O caos será total e o futebol, para já, é o menos

FORA DA CAIXA - A opinião de Joel Neto.

O futebol inglês prepara-se para transformar o Brexit num mecanismo de filtragem de jogadores estrangeiros, e não se pode dizer que seja uma medida estúpida do ponto de vista da protecção da indústria contra as agressões de que (também ela) será alvo por parte da mais estúpida decisão alguma vez tomada pelo povo britânico.

Mas ao porem a tónica no mérito, em vez de no direito, a The Football Association, a Premier League e a English Football League não apenas se afastam declaradamente dos valores europeus, mas vão cometer uma série de injustiças que as caracterizará - a elas e ao país - nesta transição e no futuro.
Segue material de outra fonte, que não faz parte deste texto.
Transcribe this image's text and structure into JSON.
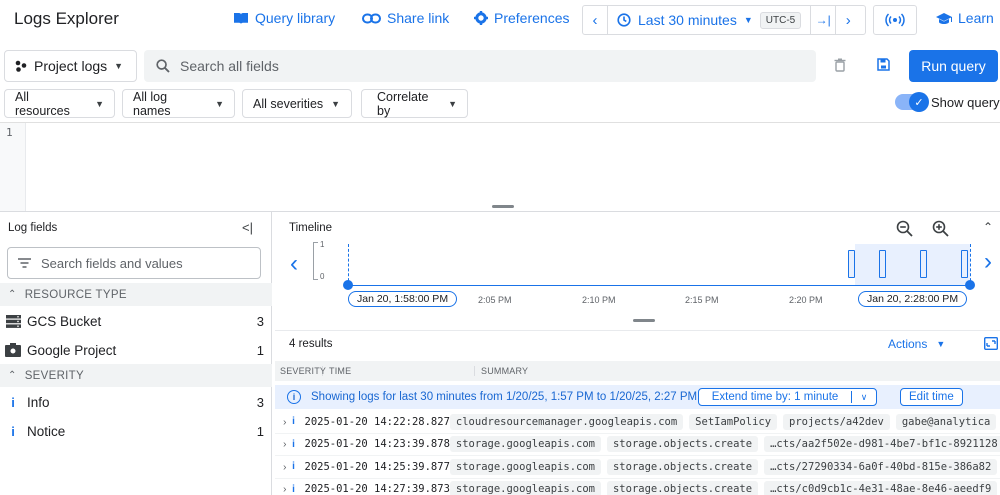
{
  "header": {
    "title": "Logs Explorer",
    "query_library": "Query library",
    "share_link": "Share link",
    "preferences": "Preferences",
    "time_range": "Last 30 minutes",
    "timezone": "UTC-5",
    "learn": "Learn"
  },
  "query": {
    "scope": "Project logs",
    "search_placeholder": "Search all fields",
    "run_label": "Run query"
  },
  "filters": {
    "resources": "All resources",
    "log_names": "All log names",
    "severities": "All severities",
    "correlate": "Correlate by",
    "show_query": "Show query"
  },
  "editor": {
    "line_number": "1"
  },
  "log_fields": {
    "title": "Log fields",
    "search_placeholder": "Search fields and values",
    "sections": [
      {
        "label": "RESOURCE TYPE",
        "items": [
          {
            "label": "GCS Bucket",
            "count": "3"
          },
          {
            "label": "Google Project",
            "count": "1"
          }
        ]
      },
      {
        "label": "SEVERITY",
        "items": [
          {
            "label": "Info",
            "count": "3"
          },
          {
            "label": "Notice",
            "count": "1"
          }
        ]
      }
    ]
  },
  "timeline": {
    "title": "Timeline",
    "y_max": "1",
    "y_min": "0",
    "start_label": "Jan 20, 1:58:00 PM",
    "end_label": "Jan 20, 2:28:00 PM",
    "ticks": [
      "2:05 PM",
      "2:10 PM",
      "2:15 PM",
      "2:20 PM"
    ]
  },
  "results": {
    "count": "4 results",
    "actions": "Actions",
    "col_severity": "SEVERITY",
    "col_time": "TIME",
    "col_summary": "SUMMARY",
    "info_text": "Showing logs for last 30 minutes from 1/20/25, 1:57 PM to 1/20/25, 2:27 PM.",
    "extend_label": "Extend time by: 1 minute",
    "edit_time": "Edit time",
    "rows": [
      {
        "time": "2025-01-20 14:22:28.827",
        "chips": [
          "cloudresourcemanager.googleapis.com",
          "SetIamPolicy",
          "projects/a42dev",
          "gabe@analytica"
        ]
      },
      {
        "time": "2025-01-20 14:23:39.878",
        "chips": [
          "storage.googleapis.com",
          "storage.objects.create",
          "…cts/aa2f502e-d981-4be7-bf1c-8921128"
        ]
      },
      {
        "time": "2025-01-20 14:25:39.877",
        "chips": [
          "storage.googleapis.com",
          "storage.objects.create",
          "…cts/27290334-6a0f-40bd-815e-386a82"
        ]
      },
      {
        "time": "2025-01-20 14:27:39.873",
        "chips": [
          "storage.googleapis.com",
          "storage.objects.create",
          "…cts/c0d9cb1c-4e31-48ae-8e46-aeedf9"
        ]
      }
    ]
  },
  "icons": {
    "scope": "project-nodes-icon",
    "search": "magnifier-icon",
    "clock": "clock-icon",
    "stream": "stream-icon",
    "info": "info-icon"
  },
  "colors": {
    "accent": "#1a73e8",
    "info_bg": "#e8f0fe"
  }
}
E o pior é que isso ainda será o menos. Questões de cidadania, residência, tributação, acesso ao Estado - tudo isso estará em jogo para muita gente. Os jogadores de futebol são uma minúscula parte dessa gente. O cenário que se prevê a partir de 1 de Janeiro, com as alterações fronteiriças e aduaneiras, é de caos. As cadeias de distribuição serão manietadas, as escassezes não tardarão, o emprego vai ressentir-se e os motins são mais do que prováveis. Isto de permeio não só com uma pandemia, mas com o arranque de uma campanha de vacinação global, para que o Reino Unido contribui com uma vacina com menor grau de imunização (mau para eles) mas também mais barata, fácil de distribuir e muito esperada em dezenas de países em vias de desenvolvimento (mau para o mundo).

Ao pé disto, o futebol não chega a ser "a mais importante das coisas menos importantes", como proclamou o "Estadão". Mas, sim, também é um problema - inclusive para Portugal, um fornecedor. Aceitam-se apostas: quantos jogadores, daqueles que jogam em clubes menos destacados, acabarão por ter de regressar à Europa? "Regressar do Reino Unido à Europa." Até custa a dizer.